On January 23, 2012, the U.S. Department of Labor issued its annual report on union membership. The report tracks statistics and trends for both union membership—defined as wage and salary workers who reported being members of a union—and union representation—defined as both union members and workers “who report no union affiliation but whose jobs are covered by a union contract.” Across almost every industry and demographic, the statistics showed a decrease in both union membership and union representation as compared to 2011.
Nationally, the union membership rate in 2012 was 11.3%, down from 11.8% in 2011. This decrease is further evidence of the long, slow downward trend in union membership in the United States. For example, in 1983—the first year such statistics were issued by the Department of Labor—the union membership rate was 20.1%.
At the state level, union membership declined in 34 states, increased in 14 states, and remained unchanged in two states. New York had the highest union membership rate (23.2%) while North Carolina had the lowest (2.9%). Illinois ranked third in terms of total number of union members (800,000) and 11th in union membership rate (14.6%). Approximately half of the country’s 14.4 million union members were located in seven states: California, New York, Illinois, Pennsylvania, Michigan, New Jersey, and Ohio.
Looking at the statistics by industry, the overall union membership rate for private sector workers dropped from 6.9% to 6.6%. The private sector industries with the highest unionization rates were the transportation, utilities, and construction industries. In the public sector, the overall union membership rate decreased from 37% to 35.9%. As in previous years, local government workers posted the highest union membership rate in the public sector (41.7%).

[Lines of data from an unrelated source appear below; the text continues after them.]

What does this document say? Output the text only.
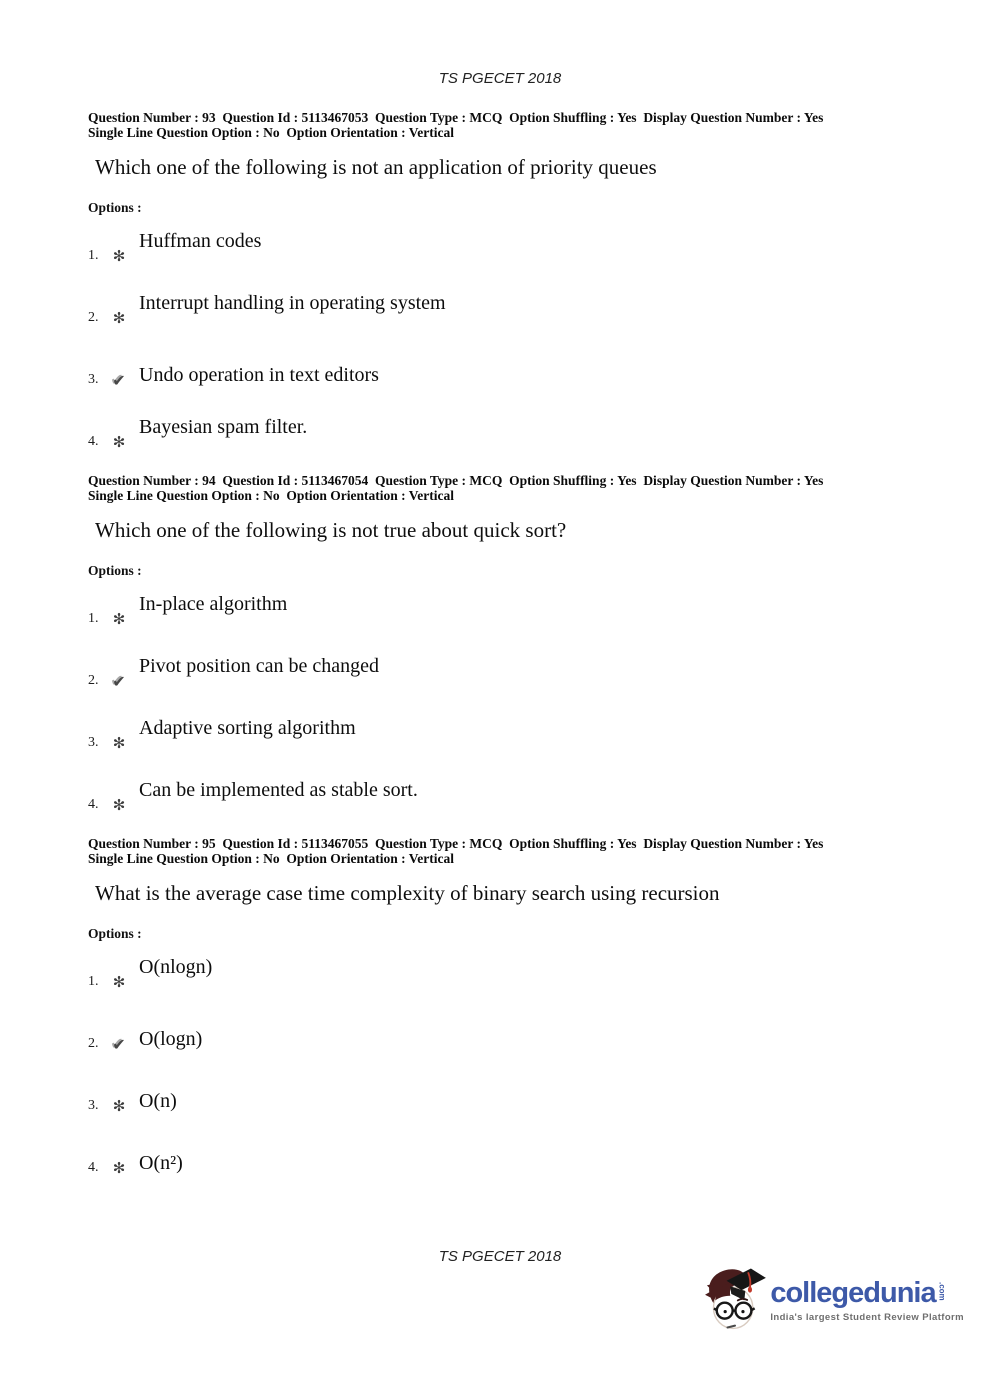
TS PGECET 2018
Question Number : 93  Question Id : 5113467053  Question Type : MCQ  Option Shuffling : Yes  Display Question Number : Yes
Single Line Question Option : No  Option Orientation : Vertical
Which one of the following is not an application of priority queues
Options :
1. ✻
Huffman codes
2. ✻
Interrupt handling in operating system
3. ✔ Undo operation in text editors
4. ✻
Bayesian spam filter.
Question Number : 94  Question Id : 5113467054  Question Type : MCQ  Option Shuffling : Yes  Display Question Number : Yes
Single Line Question Option : No  Option Orientation : Vertical
Which one of the following is not true about quick sort?
Options :
1. ✻
In-place algorithm
2. ✔
Pivot position can be changed
3. ✻
Adaptive sorting algorithm
4. ✻
Can be implemented as stable sort.
Question Number : 95  Question Id : 5113467055  Question Type : MCQ  Option Shuffling : Yes  Display Question Number : Yes
Single Line Question Option : No  Option Orientation : Vertical
What is the average case time complexity of binary search using recursion
Options :
1. ✻
O(nlogn)
2. ✔ O(logn)
3. ✻ O(n)
4. ✻ O(n²)
TS PGECET 2018
collegedunia .com
India's largest Student Review Platform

Although these statistics show a downward trend in union membership at both the local and national level, employers should not interpret them as evidence of a decrease in union activity. To the contrary, in response to declining membership numbers, unions are working even harder to find creative ways to recruit new members, organize new workforces, and maintain their representation of existing bargaining units. Moreover, the National Labor Relations Board has issued a continuing stream of pro-labor decisions, making it easier for unions to organize workers and expand their memberships. In addition, the NLRB has made targeted efforts to reach out to non-union employees to inform them of their rights. Accordingly, while union membership may be declining as a whole, employers will continue to face consistent (and in some cases, increasing) levels of union activity across multiple industries and geographic areas.